How synthetic identities are created
Fraudsters construct synthetic identities through several methods. The most common approach combines a real Social Security number (often belonging to a child, elderly person, or recent immigrant who rarely uses credit) with fabricated personal details. Because credit bureaus create new files when they encounter unfamiliar combinations of SSN and name, the synthetic identity begins building its own credit history.
Other elements may include genuine addresses obtained from data breaches, fabricated employment histories, and legitimate-seeming phone numbers and email addresses. The resulting identity passes many verification checks because individual components are real, only the combination is fraudulent.
The role of generative AI
Generative AI has fundamentally changed the synthetic identity landscape. What once required skilled fraudsters to spend hours assembling convincing fake personas can now be automated in seconds. AI models can generate realistic faces, voices, utility bills, bank statements, and employment records that pass visual inspection.
The Financial Crimes Enforcement Network (FinCEN) has warned that criminals are increasingly using generative AI to create deepfake videos, synthetic documents, and realistic audio to bypass identity checks and exploit financial systems on a large scale. Traditional verification methods, such as uploading a selfie, scanning a document, or providing a utility bill, are collapsing under this pressure because AI can convincingly fabricate all of these elements.

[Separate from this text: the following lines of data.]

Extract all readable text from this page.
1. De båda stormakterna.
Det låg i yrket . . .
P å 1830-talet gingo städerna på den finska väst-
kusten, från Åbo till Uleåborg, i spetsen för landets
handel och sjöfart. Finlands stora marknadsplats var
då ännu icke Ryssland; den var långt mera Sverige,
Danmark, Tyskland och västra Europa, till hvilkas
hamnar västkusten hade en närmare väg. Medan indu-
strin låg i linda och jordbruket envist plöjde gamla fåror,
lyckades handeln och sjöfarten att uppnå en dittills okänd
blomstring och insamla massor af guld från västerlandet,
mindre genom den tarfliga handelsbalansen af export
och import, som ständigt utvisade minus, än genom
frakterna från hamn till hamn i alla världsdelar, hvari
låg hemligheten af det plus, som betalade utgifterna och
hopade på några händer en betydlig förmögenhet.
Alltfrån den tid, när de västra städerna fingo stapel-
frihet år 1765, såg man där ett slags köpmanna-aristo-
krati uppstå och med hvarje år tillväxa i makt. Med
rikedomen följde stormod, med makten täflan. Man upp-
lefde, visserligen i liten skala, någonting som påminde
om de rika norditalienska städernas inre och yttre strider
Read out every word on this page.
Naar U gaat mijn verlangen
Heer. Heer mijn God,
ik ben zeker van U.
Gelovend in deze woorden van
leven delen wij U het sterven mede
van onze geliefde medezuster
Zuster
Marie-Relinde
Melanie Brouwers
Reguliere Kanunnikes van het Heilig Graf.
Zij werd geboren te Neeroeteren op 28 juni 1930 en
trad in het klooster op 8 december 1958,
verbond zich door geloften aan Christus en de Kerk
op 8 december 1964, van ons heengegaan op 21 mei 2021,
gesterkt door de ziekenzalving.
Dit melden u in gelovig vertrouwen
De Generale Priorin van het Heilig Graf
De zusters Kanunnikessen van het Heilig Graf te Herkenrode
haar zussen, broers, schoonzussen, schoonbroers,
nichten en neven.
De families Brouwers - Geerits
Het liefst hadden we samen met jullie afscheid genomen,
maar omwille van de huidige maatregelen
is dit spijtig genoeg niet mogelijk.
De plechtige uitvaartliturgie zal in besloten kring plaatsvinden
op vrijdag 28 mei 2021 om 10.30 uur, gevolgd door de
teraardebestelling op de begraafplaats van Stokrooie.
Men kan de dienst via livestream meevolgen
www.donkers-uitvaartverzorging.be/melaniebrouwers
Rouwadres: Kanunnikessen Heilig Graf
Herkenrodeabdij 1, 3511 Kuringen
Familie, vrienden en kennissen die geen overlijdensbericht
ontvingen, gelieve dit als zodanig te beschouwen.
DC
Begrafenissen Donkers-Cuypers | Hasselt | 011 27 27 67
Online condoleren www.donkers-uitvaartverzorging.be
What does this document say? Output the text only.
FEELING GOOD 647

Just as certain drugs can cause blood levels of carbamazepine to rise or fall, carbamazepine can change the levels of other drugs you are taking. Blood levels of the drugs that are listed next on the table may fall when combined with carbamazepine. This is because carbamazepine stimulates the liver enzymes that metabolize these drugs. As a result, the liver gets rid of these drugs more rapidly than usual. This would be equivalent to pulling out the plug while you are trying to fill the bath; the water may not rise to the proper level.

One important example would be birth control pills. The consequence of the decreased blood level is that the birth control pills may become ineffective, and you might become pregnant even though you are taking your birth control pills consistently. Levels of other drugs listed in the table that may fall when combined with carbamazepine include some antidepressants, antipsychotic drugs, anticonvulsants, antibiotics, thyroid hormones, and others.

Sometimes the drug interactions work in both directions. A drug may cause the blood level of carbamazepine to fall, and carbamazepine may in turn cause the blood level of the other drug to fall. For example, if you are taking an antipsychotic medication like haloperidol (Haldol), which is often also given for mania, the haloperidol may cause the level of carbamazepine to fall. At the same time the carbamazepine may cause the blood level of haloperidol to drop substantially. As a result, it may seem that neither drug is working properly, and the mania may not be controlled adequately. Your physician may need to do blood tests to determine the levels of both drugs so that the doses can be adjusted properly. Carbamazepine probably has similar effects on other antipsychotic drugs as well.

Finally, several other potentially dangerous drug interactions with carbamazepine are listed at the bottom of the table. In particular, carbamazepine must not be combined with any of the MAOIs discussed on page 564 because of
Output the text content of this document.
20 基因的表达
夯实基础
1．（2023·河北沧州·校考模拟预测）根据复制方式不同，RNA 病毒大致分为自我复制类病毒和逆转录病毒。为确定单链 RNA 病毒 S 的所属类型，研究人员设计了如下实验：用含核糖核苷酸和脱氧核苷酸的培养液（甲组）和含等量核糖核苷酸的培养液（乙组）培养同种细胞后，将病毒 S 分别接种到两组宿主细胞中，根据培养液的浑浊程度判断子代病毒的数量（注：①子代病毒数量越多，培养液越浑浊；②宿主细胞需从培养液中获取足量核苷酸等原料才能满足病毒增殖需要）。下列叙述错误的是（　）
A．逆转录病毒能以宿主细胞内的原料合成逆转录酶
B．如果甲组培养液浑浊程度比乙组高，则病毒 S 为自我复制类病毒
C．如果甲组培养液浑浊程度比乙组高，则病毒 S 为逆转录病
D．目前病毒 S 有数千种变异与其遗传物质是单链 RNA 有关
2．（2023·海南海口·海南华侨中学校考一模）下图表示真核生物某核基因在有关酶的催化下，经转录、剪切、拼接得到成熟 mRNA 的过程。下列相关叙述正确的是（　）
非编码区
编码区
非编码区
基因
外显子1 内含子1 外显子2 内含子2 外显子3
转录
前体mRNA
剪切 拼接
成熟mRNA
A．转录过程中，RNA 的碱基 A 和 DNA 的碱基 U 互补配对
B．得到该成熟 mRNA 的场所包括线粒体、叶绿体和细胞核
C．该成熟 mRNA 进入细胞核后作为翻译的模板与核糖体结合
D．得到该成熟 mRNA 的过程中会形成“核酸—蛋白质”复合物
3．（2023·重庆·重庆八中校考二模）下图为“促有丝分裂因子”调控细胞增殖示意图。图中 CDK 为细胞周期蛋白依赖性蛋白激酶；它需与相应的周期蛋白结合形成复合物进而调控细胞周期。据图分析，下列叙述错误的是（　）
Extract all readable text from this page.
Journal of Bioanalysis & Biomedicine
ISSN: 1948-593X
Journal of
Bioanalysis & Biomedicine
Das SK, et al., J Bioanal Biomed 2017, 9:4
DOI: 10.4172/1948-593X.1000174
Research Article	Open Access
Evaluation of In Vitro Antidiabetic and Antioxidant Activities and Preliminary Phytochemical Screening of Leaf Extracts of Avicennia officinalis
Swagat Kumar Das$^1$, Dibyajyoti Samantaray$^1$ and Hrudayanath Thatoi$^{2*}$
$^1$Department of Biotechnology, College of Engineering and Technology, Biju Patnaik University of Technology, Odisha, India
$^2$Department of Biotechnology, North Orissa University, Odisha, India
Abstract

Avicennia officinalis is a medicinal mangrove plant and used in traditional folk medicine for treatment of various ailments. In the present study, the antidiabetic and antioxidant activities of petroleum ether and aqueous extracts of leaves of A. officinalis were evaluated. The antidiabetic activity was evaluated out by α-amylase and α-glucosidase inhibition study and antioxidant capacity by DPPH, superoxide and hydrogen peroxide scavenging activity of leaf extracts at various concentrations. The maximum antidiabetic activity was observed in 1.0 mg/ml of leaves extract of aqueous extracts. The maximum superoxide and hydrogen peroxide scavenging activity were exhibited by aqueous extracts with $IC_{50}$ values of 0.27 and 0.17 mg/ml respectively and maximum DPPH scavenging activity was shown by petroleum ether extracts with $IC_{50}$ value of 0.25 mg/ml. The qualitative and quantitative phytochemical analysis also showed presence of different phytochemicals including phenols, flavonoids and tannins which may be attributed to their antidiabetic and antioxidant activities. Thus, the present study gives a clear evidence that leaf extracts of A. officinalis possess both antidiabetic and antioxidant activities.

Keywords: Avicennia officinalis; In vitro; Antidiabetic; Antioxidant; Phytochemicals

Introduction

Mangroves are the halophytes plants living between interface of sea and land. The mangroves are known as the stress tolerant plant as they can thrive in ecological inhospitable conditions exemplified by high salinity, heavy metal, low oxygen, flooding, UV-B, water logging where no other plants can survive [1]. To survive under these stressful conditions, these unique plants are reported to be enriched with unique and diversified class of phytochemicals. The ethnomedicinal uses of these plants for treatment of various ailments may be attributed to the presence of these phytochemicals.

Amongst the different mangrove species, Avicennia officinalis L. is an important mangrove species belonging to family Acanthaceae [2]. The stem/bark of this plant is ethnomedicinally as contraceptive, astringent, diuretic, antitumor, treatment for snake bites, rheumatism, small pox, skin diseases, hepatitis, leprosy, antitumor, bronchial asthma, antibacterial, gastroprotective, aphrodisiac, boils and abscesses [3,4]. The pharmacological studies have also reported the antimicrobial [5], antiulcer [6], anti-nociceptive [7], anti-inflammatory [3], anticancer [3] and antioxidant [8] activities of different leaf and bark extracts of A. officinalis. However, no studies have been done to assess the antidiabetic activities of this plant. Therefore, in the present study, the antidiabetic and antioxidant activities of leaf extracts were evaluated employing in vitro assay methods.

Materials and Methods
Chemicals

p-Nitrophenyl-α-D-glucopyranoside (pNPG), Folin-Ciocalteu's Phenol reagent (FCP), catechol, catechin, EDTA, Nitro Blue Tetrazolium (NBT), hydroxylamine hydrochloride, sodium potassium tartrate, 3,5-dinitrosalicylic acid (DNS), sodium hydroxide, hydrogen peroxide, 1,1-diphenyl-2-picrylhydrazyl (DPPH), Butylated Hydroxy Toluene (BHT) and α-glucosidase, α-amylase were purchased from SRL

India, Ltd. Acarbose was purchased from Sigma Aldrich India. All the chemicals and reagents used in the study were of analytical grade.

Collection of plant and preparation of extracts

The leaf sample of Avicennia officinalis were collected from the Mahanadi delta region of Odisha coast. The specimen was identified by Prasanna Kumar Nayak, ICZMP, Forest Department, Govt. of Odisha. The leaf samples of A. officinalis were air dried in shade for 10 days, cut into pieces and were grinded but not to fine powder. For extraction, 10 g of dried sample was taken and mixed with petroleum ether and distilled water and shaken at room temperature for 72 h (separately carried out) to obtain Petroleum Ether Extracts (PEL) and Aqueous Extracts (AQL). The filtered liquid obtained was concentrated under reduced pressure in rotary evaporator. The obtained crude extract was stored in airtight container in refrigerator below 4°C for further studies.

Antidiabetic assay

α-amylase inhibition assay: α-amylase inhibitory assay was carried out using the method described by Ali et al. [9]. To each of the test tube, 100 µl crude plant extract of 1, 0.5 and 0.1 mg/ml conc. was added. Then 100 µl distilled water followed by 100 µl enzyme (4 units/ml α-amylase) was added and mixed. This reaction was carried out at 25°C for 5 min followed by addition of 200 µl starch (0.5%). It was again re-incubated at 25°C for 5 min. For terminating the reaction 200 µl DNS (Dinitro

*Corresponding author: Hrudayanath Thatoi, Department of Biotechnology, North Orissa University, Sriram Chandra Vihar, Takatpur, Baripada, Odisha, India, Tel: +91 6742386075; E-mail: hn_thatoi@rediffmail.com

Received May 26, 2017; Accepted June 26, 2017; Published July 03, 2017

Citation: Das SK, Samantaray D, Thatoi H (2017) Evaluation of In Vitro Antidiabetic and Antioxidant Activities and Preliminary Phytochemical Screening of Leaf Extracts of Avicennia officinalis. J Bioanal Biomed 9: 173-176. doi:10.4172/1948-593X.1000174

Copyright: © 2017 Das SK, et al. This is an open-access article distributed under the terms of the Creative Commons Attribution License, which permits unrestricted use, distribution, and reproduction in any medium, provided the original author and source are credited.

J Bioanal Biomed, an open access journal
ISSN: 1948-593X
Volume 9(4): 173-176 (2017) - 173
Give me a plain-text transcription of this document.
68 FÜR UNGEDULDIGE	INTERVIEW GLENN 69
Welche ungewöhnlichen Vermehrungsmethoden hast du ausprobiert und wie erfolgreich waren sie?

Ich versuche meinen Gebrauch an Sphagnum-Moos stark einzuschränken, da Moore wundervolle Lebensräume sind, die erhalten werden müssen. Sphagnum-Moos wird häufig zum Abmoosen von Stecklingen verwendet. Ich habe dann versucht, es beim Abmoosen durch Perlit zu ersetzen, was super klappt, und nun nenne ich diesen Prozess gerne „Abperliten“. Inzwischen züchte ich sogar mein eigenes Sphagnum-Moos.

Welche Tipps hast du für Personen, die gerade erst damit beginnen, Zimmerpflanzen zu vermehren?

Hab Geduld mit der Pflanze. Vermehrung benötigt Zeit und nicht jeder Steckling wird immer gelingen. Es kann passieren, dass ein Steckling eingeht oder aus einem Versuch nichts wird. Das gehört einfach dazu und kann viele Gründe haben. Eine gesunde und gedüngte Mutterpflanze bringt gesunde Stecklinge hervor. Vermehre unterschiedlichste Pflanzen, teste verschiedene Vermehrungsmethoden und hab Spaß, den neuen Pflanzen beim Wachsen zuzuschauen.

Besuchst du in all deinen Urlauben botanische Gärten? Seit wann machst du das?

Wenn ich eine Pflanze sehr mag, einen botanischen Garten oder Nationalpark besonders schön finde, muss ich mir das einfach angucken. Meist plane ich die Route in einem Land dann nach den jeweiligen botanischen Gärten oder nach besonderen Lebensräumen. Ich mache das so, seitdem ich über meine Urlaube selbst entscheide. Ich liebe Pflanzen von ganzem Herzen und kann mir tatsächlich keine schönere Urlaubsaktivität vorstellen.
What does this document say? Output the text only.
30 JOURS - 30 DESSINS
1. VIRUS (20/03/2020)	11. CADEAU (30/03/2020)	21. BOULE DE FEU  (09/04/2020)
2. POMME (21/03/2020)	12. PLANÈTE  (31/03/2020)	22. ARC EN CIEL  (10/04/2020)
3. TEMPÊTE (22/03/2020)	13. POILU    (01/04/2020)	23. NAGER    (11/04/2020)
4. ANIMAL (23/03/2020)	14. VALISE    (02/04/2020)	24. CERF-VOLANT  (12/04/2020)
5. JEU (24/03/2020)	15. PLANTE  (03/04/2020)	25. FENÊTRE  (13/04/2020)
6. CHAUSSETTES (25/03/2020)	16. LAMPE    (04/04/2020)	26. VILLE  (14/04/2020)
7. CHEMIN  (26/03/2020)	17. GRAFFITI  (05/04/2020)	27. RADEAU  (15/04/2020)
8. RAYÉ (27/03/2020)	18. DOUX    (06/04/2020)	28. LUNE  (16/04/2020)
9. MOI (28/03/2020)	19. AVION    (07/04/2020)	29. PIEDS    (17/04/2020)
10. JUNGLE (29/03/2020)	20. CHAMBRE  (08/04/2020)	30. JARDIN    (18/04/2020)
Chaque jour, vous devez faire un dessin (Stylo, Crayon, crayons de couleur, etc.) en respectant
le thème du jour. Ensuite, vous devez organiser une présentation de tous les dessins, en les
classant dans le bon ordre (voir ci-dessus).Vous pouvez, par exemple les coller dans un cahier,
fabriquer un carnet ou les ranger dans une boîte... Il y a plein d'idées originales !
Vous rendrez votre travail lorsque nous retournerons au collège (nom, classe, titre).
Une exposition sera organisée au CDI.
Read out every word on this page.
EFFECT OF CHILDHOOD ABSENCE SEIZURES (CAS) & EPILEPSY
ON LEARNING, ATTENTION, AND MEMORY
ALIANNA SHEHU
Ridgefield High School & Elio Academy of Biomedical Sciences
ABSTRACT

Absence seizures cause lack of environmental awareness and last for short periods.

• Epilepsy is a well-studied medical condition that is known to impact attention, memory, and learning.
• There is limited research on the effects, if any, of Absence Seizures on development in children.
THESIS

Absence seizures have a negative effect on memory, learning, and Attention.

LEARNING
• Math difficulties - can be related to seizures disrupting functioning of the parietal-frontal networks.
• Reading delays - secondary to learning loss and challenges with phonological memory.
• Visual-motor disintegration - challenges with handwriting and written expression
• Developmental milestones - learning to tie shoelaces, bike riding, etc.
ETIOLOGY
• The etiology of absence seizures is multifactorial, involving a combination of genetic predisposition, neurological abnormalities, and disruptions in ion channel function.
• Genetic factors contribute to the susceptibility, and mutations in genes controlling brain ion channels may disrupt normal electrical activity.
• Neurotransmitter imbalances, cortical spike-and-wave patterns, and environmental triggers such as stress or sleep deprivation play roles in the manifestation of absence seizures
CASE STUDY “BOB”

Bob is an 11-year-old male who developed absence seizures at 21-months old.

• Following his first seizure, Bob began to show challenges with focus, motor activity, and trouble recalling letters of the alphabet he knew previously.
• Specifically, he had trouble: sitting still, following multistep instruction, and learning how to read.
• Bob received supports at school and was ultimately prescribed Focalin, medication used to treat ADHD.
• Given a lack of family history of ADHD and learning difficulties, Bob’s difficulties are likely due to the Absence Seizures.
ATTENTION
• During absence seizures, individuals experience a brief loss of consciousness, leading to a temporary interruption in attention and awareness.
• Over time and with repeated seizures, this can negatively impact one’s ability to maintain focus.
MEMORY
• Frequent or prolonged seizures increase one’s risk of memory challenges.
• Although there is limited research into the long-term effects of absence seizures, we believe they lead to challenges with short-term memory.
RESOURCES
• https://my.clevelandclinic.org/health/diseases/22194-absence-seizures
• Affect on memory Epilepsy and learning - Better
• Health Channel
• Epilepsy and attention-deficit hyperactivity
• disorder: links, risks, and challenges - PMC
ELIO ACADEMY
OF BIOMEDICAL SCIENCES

Why traditional verification fails
Synthetic identities are challenging to detect because they exploit weaknesses in the traditional methods of identity verification. Systems that verify whether individual data elements are valid (Is this SSN real? Does this address exist?) may confirm each piece, but overlook that the combination is fraudulent.
Document-based verification is particularly vulnerable. A synthetic identity backed by AI-generated documents can pass checks that simply analyze whether a document appears legitimate. The industry consensus is clear: verification methods that rely on examining images or documents are increasingly ineffective against sophisticated synthetic fraud.
The path forward
A key defense is strengthening identity proofing and verification using higher-assurance signals, potentially including cryptographically verifiable digital credentials, alongside fraud analytics, device and behavior signals, authoritative data checks, and controls that address account and payment fraud over time.
Verifiable digital credentials address synthetic fraud at its root. When a credential is cryptographically signed by the issuing authority and bound to the holder's device, there's no way to stitch together fragments from different sources. Either the credential was issued to you legitimately, or it wasn't. No amount of AI sophistication can forge a valid cryptographic signature from a state DMV.
This is why synthetic identity fraud isn't just a security problem, it's a catalyst for digital identity modernization. The same technology that protects against deepfakes and fabricated documents also enables selective disclosure, privacy preservation, and user control. Decentralized identity isn't just a better model; against synthetic fraud, it's becoming the only defensible one.